The contemporary world is becoming increasingly influenced by artificial intelligence (AI) models, some of which are known as ‘world models’. While these concepts gained significant attention in 2025, their origins can be traced much further back. Jürgen Schmidhuber introduced the foundational architecture for planning and reinforcement learning (RL) involving interacting recurrent neural networks (RNNs)—including a controller and a world model—in 1990. In this framework, the world model serves as an internal, differentiable simulation of the environment, learning to predict the outcomes of the controller’s actions. By simulating these action-consequence chains internally, the agent can plan and optimise its decisions. This approach is now commonly used in video prediction and simulations within game engines, yet it remains closely related to cameras and image processing.

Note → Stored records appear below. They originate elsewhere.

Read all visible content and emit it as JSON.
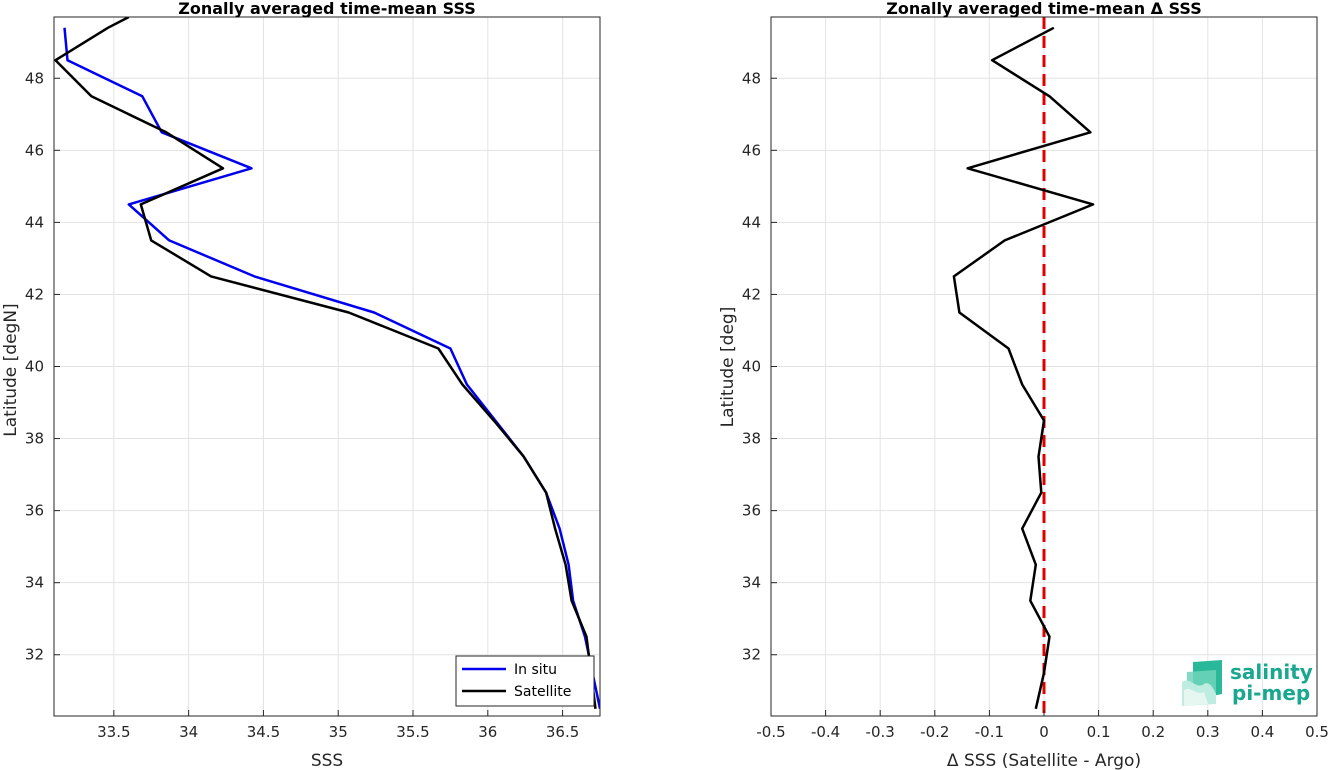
{
  "chart_data": [
    {
      "type": "line",
      "title": "Zonally averaged time-mean SSS",
      "xlabel": "SSS",
      "ylabel": "Latitude [degN]",
      "xlim": [
        33.1,
        36.75
      ],
      "ylim": [
        30.3,
        49.7
      ],
      "xticks": [
        "33.5",
        "34",
        "34.5",
        "35",
        "35.5",
        "36",
        "36.5"
      ],
      "xtick_values": [
        33.5,
        34,
        34.5,
        35,
        35.5,
        36,
        36.5
      ],
      "yticks": [
        "32",
        "34",
        "36",
        "38",
        "40",
        "42",
        "44",
        "46",
        "48"
      ],
      "ytick_values": [
        32,
        34,
        36,
        38,
        40,
        42,
        44,
        46,
        48
      ],
      "grid": true,
      "legend_position": "bottom-right",
      "series": [
        {
          "name": "In situ",
          "color": "#0000ee",
          "y": [
            30.5,
            31.5,
            32.5,
            33.5,
            34.5,
            35.5,
            36.5,
            37.5,
            38.5,
            39.5,
            40.5,
            41.5,
            42.5,
            43.5,
            44.5,
            45.5,
            46.5,
            47.5,
            48.5,
            49.4
          ],
          "x": [
            36.75,
            36.7,
            36.65,
            36.57,
            36.54,
            36.48,
            36.39,
            36.24,
            36.05,
            35.86,
            35.75,
            35.24,
            34.44,
            33.87,
            33.6,
            34.42,
            33.82,
            33.69,
            33.19,
            33.17
          ]
        },
        {
          "name": "Satellite",
          "color": "#000000",
          "y": [
            30.5,
            31.5,
            32.5,
            33.5,
            34.5,
            35.5,
            36.5,
            37.5,
            38.5,
            39.5,
            40.5,
            41.5,
            42.5,
            43.5,
            44.5,
            45.5,
            46.5,
            47.5,
            48.5,
            49.4,
            49.7
          ],
          "x": [
            36.72,
            36.69,
            36.66,
            36.56,
            36.52,
            36.45,
            36.39,
            36.24,
            36.04,
            35.83,
            35.67,
            35.07,
            34.15,
            33.75,
            33.68,
            34.23,
            33.85,
            33.35,
            33.11,
            33.46,
            33.6
          ]
        }
      ]
    },
    {
      "type": "line",
      "title": "Zonally averaged time-mean Δ SSS",
      "xlabel": "Δ SSS (Satellite - Argo)",
      "ylabel": "Latitude [deg]",
      "xlim": [
        -0.5,
        0.5
      ],
      "ylim": [
        30.3,
        49.7
      ],
      "xticks": [
        "-0.5",
        "-0.4",
        "-0.3",
        "-0.2",
        "-0.1",
        "0",
        "0.1",
        "0.2",
        "0.3",
        "0.4",
        "0.5"
      ],
      "xtick_values": [
        -0.5,
        -0.4,
        -0.3,
        -0.2,
        -0.1,
        0,
        0.1,
        0.2,
        0.3,
        0.4,
        0.5
      ],
      "yticks": [
        "32",
        "34",
        "36",
        "38",
        "40",
        "42",
        "44",
        "46",
        "48"
      ],
      "ytick_values": [
        32,
        34,
        36,
        38,
        40,
        42,
        44,
        46,
        48
      ],
      "grid": true,
      "reference_line": {
        "x": 0,
        "color": "#dd0000",
        "style": "dashed"
      },
      "series": [
        {
          "color": "#000000",
          "y": [
            30.5,
            31.5,
            32.5,
            33.5,
            34.5,
            35.5,
            36.5,
            37.5,
            38.5,
            39.5,
            40.5,
            41.5,
            42.5,
            43.5,
            44.5,
            45.5,
            46.5,
            47.5,
            48.5,
            49.4
          ],
          "x": [
            -0.015,
            0.0,
            0.01,
            -0.025,
            -0.015,
            -0.04,
            -0.005,
            -0.01,
            0.0,
            -0.04,
            -0.065,
            -0.155,
            -0.165,
            -0.072,
            0.09,
            -0.14,
            0.085,
            0.01,
            -0.095,
            0.018
          ]
        }
      ]
    }
  ],
  "logo": {
    "line1": "salinity",
    "line2": "pi-mep",
    "color": "#1aa78f"
  }
}
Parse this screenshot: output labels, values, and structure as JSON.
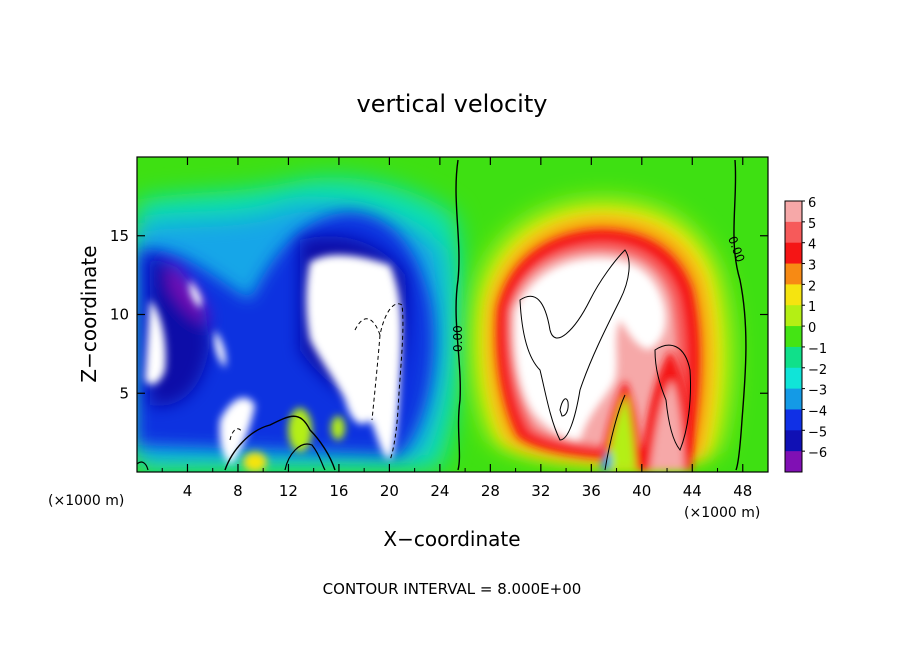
{
  "chart_data": {
    "type": "heatmap",
    "title": "vertical velocity",
    "xlabel": "X−coordinate",
    "ylabel": "Z−coordinate",
    "x_unit_left": "(×1000 m)",
    "x_unit_right": "(×1000 m)",
    "footer": "CONTOUR INTERVAL = 8.000E+00",
    "contour_label": "0.00",
    "xlim": [
      0,
      50
    ],
    "ylim": [
      0,
      20
    ],
    "x_ticks": [
      4,
      8,
      12,
      16,
      20,
      24,
      28,
      32,
      36,
      40,
      44,
      48
    ],
    "x_tick_labels": [
      "4",
      "8",
      "12",
      "16",
      "20",
      "24",
      "28",
      "32",
      "36",
      "40",
      "44",
      "48"
    ],
    "y_ticks": [
      5,
      10,
      15
    ],
    "y_tick_labels": [
      "5",
      "10",
      "15"
    ],
    "colorbar": {
      "min": -6,
      "max": 6,
      "levels": [
        {
          "label": "6",
          "color": "#f6a8a8"
        },
        {
          "label": "5",
          "color": "#f65a5a"
        },
        {
          "label": "4",
          "color": "#f51515"
        },
        {
          "label": "3",
          "color": "#f78a14"
        },
        {
          "label": "2",
          "color": "#f5e410"
        },
        {
          "label": "1",
          "color": "#b4ef14"
        },
        {
          "label": "0",
          "color": "#44e414"
        },
        {
          "label": "−1",
          "color": "#10e08a"
        },
        {
          "label": "−2",
          "color": "#10e4d8"
        },
        {
          "label": "−3",
          "color": "#149ae6"
        },
        {
          "label": "−4",
          "color": "#1030e6"
        },
        {
          "label": "−5",
          "color": "#1010b4"
        },
        {
          "label": "−6",
          "color": "#8010b4"
        }
      ]
    }
  }
}
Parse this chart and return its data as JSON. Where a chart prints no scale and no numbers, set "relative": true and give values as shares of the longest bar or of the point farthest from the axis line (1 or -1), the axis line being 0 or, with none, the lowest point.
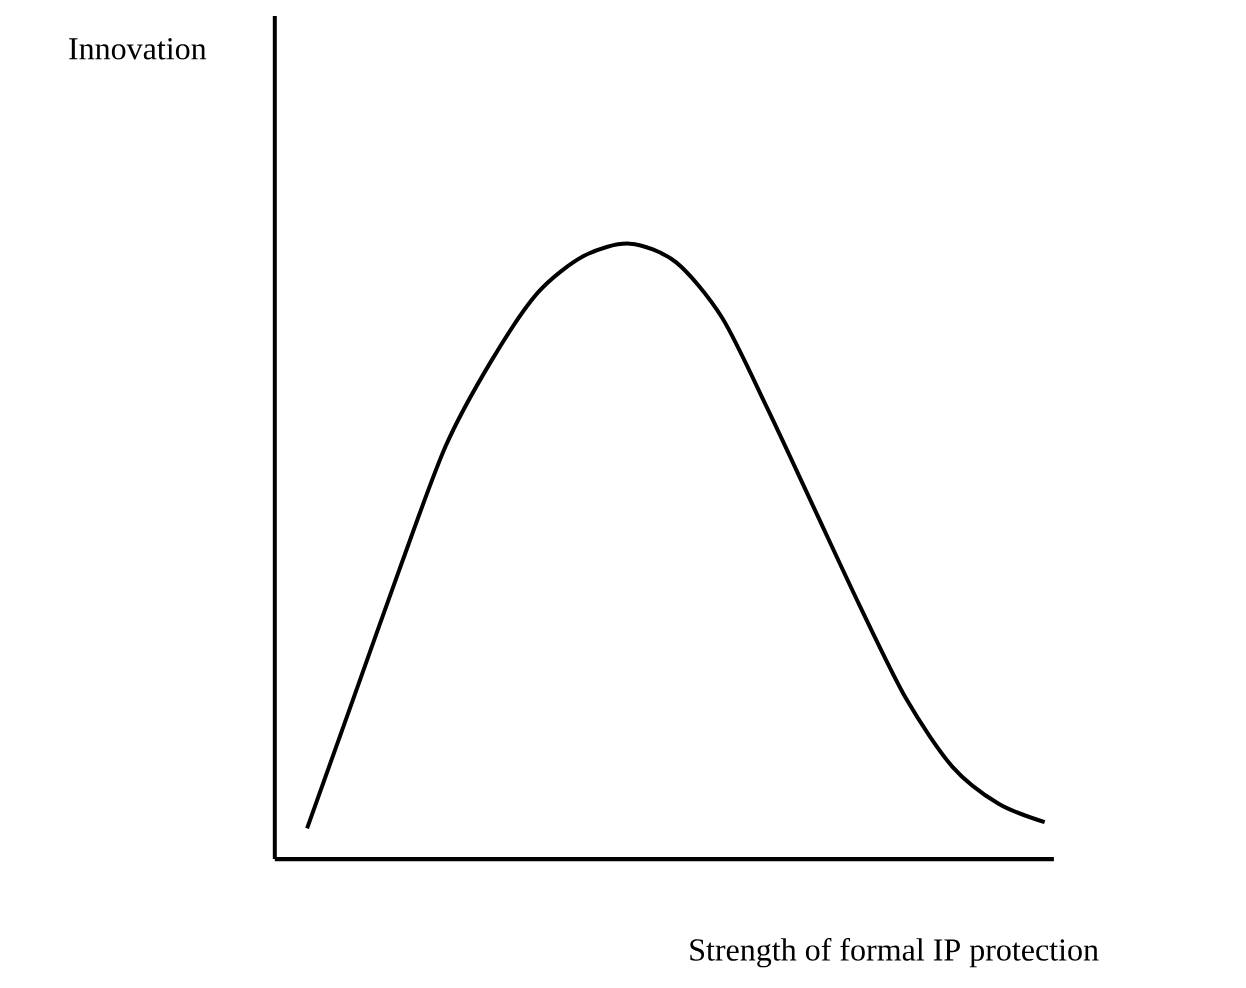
{
  "chart_data": {
    "type": "line",
    "relative": true,
    "xlabel": "Strength of formal IP protection",
    "annotations": [
      "Innovation"
    ],
    "categories": [
      null,
      null,
      null,
      null,
      null,
      null,
      null,
      null,
      null,
      null,
      null,
      null,
      null,
      null,
      null,
      null,
      null
    ],
    "series": [
      {
        "color": "#000000",
        "values": [
          0.05,
          0.26,
          0.47,
          0.67,
          0.81,
          0.92,
          0.98,
          1,
          0.97,
          0.88,
          0.73,
          0.57,
          0.41,
          0.26,
          0.15,
          0.09,
          0.06
        ]
      }
    ]
  }
}
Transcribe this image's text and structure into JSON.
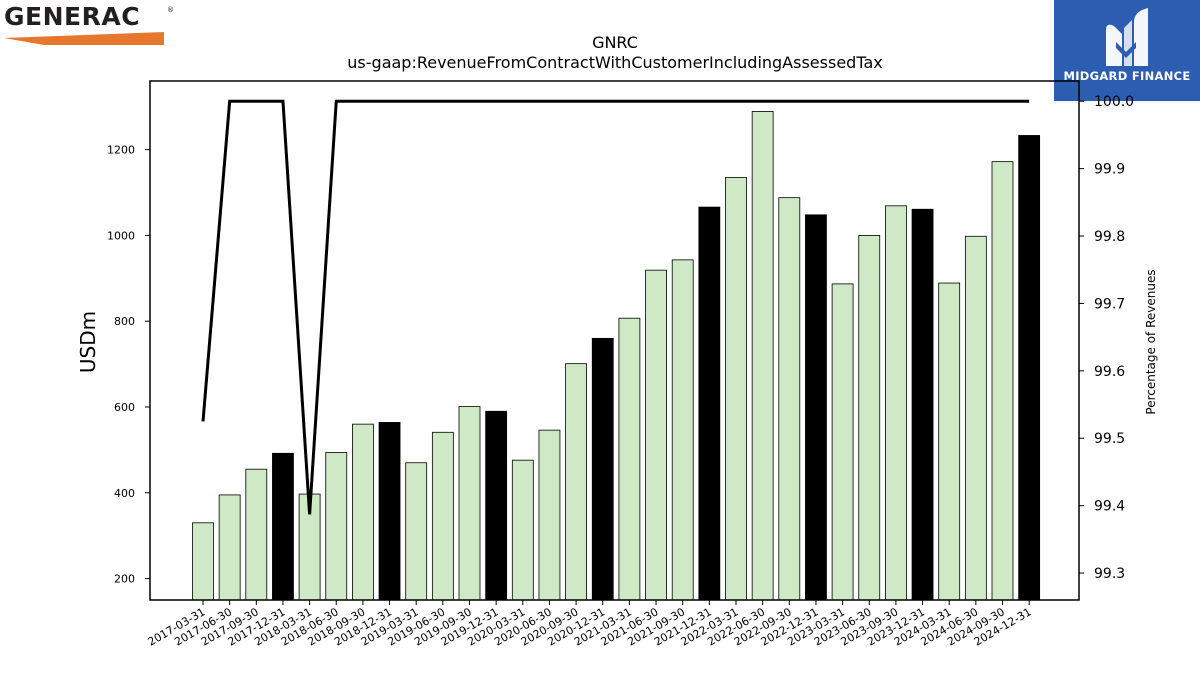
{
  "logos": {
    "left_text": "GENERAC",
    "left_mark": "®",
    "right_text": "MIDGARD FINANCE",
    "right_icon": "midgard-m-icon"
  },
  "colors": {
    "generac_orange": "#e8772e",
    "midgard_blue": "#2c5db0",
    "bar_light": "#cfe8c6",
    "bar_dark": "#000000"
  },
  "chart_data": {
    "type": "bar",
    "title": "GNRC",
    "subtitle": "us-gaap:RevenueFromContractWithCustomerIncludingAssessedTax",
    "ylabel": "USDm",
    "y2label": "Percentage of Revenues",
    "categories": [
      "2017-03-31",
      "2017-06-30",
      "2017-09-30",
      "2017-12-31",
      "2018-03-31",
      "2018-06-30",
      "2018-09-30",
      "2018-12-31",
      "2019-03-31",
      "2019-06-30",
      "2019-09-30",
      "2019-12-31",
      "2020-03-31",
      "2020-06-30",
      "2020-09-30",
      "2020-12-31",
      "2021-03-31",
      "2021-06-30",
      "2021-09-30",
      "2021-12-31",
      "2022-03-31",
      "2022-06-30",
      "2022-09-30",
      "2022-12-31",
      "2023-03-31",
      "2023-06-30",
      "2023-09-30",
      "2023-12-31",
      "2024-03-31",
      "2024-06-30",
      "2024-09-30",
      "2024-12-31"
    ],
    "series": [
      {
        "type": "bar",
        "values": [
          330,
          395,
          455,
          492,
          397,
          494,
          560,
          564,
          470,
          541,
          601,
          590,
          476,
          546,
          701,
          760,
          807,
          919,
          943,
          1066,
          1135,
          1289,
          1088,
          1048,
          887,
          1000,
          1069,
          1061,
          889,
          998,
          1172,
          1233
        ],
        "highlight": [
          false,
          false,
          false,
          true,
          false,
          false,
          false,
          true,
          false,
          false,
          false,
          true,
          false,
          false,
          false,
          true,
          false,
          false,
          false,
          true,
          false,
          false,
          false,
          true,
          false,
          false,
          false,
          true,
          false,
          false,
          false,
          true
        ]
      },
      {
        "type": "line",
        "axis": "right",
        "values": [
          99.525,
          100.0,
          100.0,
          100.0,
          99.387,
          100.0,
          100.0,
          100.0,
          100.0,
          100.0,
          100.0,
          100.0,
          100.0,
          100.0,
          100.0,
          100.0,
          100.0,
          100.0,
          100.0,
          100.0,
          100.0,
          100.0,
          100.0,
          100.0,
          100.0,
          100.0,
          100.0,
          100.0,
          100.0,
          100.0,
          100.0,
          100.0
        ]
      }
    ],
    "ylim": [
      150,
      1360
    ],
    "yticks": [
      200,
      400,
      600,
      800,
      1000,
      1200
    ],
    "y2lim": [
      99.26,
      100.03
    ],
    "y2ticks": [
      "99.3",
      "99.4",
      "99.5",
      "99.6",
      "99.7",
      "99.8",
      "99.9",
      "100.0"
    ],
    "grid": false,
    "legend": "none"
  }
}
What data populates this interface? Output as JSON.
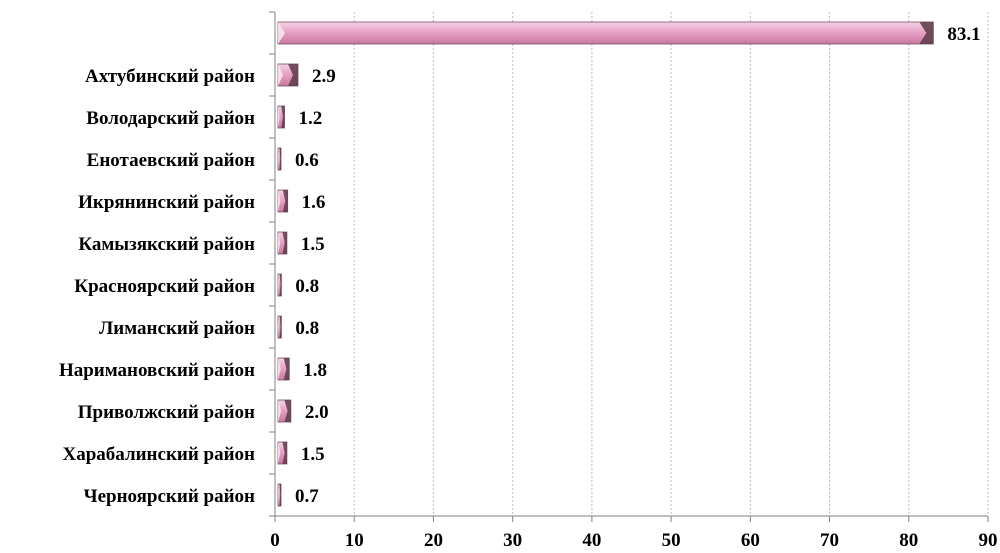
{
  "chart_data": {
    "type": "bar",
    "orientation": "horizontal",
    "style": "3d-beveled",
    "categories": [
      "",
      "Ахтубинский район",
      "Володарский район",
      "Енотаевский район",
      "Икрянинский район",
      "Камызякский район",
      "Красноярский район",
      "Лиманский район",
      "Наримановский район",
      "Приволжский район",
      "Харабалинский район",
      "Черноярский район"
    ],
    "values": [
      83.1,
      2.9,
      1.2,
      0.6,
      1.6,
      1.5,
      0.8,
      0.8,
      1.8,
      2.0,
      1.5,
      0.7
    ],
    "value_labels": [
      "83.1",
      "2.9",
      "1.2",
      "0.6",
      "1.6",
      "1.5",
      "0.8",
      "0.8",
      "1.8",
      "2.0",
      "1.5",
      "0.7"
    ],
    "xlim": [
      0,
      90
    ],
    "x_ticks": [
      "0",
      "10",
      "20",
      "30",
      "40",
      "50",
      "60",
      "70",
      "80",
      "90"
    ],
    "grid": "vertical-dashed",
    "bar_color": "#e7a3c6",
    "bar_shadow_color": "#5a3b48",
    "title": "",
    "xlabel": "",
    "ylabel": ""
  }
}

Despite the advancements made, a fundamental limitation first identified in 1990 continues to challenge the progress: the problem of instability and catastrophic forgetting. As the controller guides the agent into new areas of experience, there is a risk that the network will overwrite previously learned knowledge. This leads to fragile, non-lifelong learning, where new information erases older representations. Furthermore, Prof. Yann LeCun mentioned in his presentation ‘The Shape of AI to Come’ at the AI Action Summit’s Science Days at the Institut Polytechnique de Paris (IP Paris) that the volume of data that a large language model contains remains minimal compared to that of a four-year-old child’s data volume, as 1.1E14 bytes. One of the titles of his slides that has stayed in my mind is “Auto-Regressive Generative Models Suck!” In the area of reinforcement learning, the AI’s policies often remain static, unable to adapt to the unforeseen complexities of the real world — in other words, the AI does not learn after the training process. Recently, emerging paradigms like Liquid Neural Networks (Ramin Hasani) and Dynamic Deep Learning (Richard Sutton) attempt to address this rigidity. However, those approaches are still highly reliant on randomly selecting and cleaning a neural network inside, to maintain the learning dynamic and potentially improve real-time reaction and long-term learning. Nevertheless, they are still facing challenges in solving the problem of AI’s hallucinations. A fundamental paradigm shift for AI is needed in our time, but it takes time, and before that, this paradigm may already be overwhelming for both machines and humans.